Linke MdEP und Kommunalpolitiker diskutieren grenzüberschreitende Kooperationsmöglichkeiten in der EU

Regionalpolitisch endete das Jahr 2016 im Baskenland: Auf Initiative der linken MdEP im Ausschuss für Regionale Entwicklung fand Anfang Dezember im Baskenland eine Konferenz zu grenzüberschreitenden Zusammenarbeit statt. Kommunalpolitiker*innen, Expert*innen und Europaabgeordnete aus Spanien, Frankreich, Irland, Italien, Griechenland  und Deutschland trafen sich zum Erfahrungsaustausch über Möglichkeiten, Erfolge und Probleme in Grenzgebieten. Häufig sind in diesen Gebieten einige grundlegende Problemstellungen ähnlich: Wenig Industrie und Dienstleitungen, Bevölkerungsabwanderung in die Zentren, die wirtschaftlich, sozial und auch kulturell besser ausgestattet sind. Hürden für die Zusammenarbeit bestehen außerdem zum Teil aufgrund von unterschiedlichen Sprachen, Unterschieden in der Gesetzgebung aber auch kultureller Natur, aber auch angesichts natürlicher Grenzen wie Gebirgen oder Flüssen usw.

Foto: Nora Schüttpelz

Bei der Vorstellung der erfolgreichen Projekte in so unterschiedlichen Bereichen wie KMU- und Forschungszusammenarbeit, Jugendaustausch, gemeinsamer bilingualer Ausbildungsgänge mit Doppeldiplom, gemeinsame Bewerbung der Region als Tourismusregion, ökologischer Weinanbau- und Vermarktung auf beiden Seiten der Grenze, Bereitstellung von ÖPNV zwischen Grenzregionen uvm. wurde schnell klar, dass ganz besonders in Grenzgebieten einerseits das Engagement der Bevölkerung und der lokalen Verwaltungen zentral sind. Zugleich wären wohl die Erfolgsaussichten ohne europäische Zielstellungen und EU-Fördermittel wesentlich geringer. In den Hauptstädten der EU-Mitgliedstaaten fehlt zum Teil der Blick in die weiter abgelegenen Gegenden und zum Teil sind Grenzen schließlich auch deutlich sichtbarer Ausdruck unterschiedlicher Interessen, die nicht immer vollstens von der Bevölkerung vor Ort geteilt werden.

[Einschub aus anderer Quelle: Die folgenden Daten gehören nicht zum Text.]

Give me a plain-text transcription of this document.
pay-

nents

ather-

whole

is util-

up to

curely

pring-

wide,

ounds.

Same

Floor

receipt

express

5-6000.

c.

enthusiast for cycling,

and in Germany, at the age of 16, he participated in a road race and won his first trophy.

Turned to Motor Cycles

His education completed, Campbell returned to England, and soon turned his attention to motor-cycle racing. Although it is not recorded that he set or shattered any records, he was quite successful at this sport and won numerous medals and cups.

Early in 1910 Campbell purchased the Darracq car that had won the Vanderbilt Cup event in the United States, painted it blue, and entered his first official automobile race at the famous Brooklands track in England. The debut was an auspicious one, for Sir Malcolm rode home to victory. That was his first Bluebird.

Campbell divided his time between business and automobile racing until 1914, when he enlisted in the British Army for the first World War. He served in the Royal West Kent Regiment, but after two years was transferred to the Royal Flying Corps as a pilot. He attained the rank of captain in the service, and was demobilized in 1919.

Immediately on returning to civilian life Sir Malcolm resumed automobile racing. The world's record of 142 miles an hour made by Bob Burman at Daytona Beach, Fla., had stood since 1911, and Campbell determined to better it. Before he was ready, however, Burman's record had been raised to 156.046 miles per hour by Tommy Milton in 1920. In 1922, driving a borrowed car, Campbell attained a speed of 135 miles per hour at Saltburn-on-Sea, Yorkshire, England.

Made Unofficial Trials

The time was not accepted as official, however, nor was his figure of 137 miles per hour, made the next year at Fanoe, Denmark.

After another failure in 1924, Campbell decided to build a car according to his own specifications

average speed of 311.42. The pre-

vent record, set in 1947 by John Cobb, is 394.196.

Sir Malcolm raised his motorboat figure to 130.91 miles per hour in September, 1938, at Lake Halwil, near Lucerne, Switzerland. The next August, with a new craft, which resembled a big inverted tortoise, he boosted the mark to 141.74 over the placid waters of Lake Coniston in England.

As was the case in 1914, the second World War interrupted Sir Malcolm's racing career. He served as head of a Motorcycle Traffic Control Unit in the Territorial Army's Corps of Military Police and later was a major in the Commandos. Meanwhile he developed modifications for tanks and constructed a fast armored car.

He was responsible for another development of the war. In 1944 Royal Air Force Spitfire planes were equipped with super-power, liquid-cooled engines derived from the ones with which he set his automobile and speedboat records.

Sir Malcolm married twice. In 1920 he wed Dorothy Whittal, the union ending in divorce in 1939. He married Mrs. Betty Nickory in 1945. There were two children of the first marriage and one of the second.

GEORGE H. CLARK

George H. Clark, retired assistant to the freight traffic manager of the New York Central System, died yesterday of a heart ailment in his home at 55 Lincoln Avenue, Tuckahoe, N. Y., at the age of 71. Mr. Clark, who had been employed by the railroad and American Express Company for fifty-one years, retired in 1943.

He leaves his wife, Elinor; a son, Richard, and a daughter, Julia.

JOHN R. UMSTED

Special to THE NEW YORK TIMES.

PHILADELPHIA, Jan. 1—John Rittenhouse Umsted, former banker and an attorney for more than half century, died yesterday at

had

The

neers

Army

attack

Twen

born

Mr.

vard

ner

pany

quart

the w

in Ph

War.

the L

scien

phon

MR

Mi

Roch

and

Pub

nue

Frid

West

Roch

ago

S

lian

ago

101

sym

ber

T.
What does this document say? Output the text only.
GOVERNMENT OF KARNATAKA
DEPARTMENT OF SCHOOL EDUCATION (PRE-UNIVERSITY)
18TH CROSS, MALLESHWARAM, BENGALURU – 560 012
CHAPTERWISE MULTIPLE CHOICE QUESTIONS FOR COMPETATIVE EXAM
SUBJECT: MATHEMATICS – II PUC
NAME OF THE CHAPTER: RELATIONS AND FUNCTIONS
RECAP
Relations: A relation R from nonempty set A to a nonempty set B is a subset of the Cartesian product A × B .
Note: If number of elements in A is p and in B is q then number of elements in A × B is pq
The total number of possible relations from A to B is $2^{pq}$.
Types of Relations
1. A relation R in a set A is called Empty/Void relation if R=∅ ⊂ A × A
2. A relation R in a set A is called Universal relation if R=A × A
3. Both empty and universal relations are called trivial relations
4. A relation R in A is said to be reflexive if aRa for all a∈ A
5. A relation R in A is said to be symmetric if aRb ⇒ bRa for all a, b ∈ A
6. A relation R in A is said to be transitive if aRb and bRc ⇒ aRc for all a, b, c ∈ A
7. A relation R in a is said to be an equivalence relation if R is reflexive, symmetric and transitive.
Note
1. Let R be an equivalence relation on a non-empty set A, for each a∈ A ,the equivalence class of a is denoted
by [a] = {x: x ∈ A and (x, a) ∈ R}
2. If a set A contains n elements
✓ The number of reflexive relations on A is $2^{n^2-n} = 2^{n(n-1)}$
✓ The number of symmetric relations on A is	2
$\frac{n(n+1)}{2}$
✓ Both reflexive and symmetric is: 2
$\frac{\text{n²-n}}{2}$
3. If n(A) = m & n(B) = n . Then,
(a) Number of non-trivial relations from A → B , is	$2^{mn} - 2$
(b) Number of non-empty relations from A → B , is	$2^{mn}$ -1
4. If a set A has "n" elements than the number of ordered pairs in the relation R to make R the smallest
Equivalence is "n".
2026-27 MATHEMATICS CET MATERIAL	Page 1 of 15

Da die EU nun einmal angetreten ist, Einheit in Vielfalt zu werden, ist sie ein erster Ansprechpartner, wenn es um die Förderung von Sprachenvielfalt, gegenseitigem Kennenlernen und den Ausgleich der Entwicklungsunterschiede zwischen Regionen mittels gemeinsamer Projekte in wirtschaftlichen, kulturellen, Mobilitäts- und sonstigen Austauschfragen geht. Dafür stehen sowohl die großen Struktur- und Investitionsfonds bereit als auch spezielle Instrumente für die Grenzregionen wie Interreg, Euroregionen, Eurocities, ITI, EVTZ.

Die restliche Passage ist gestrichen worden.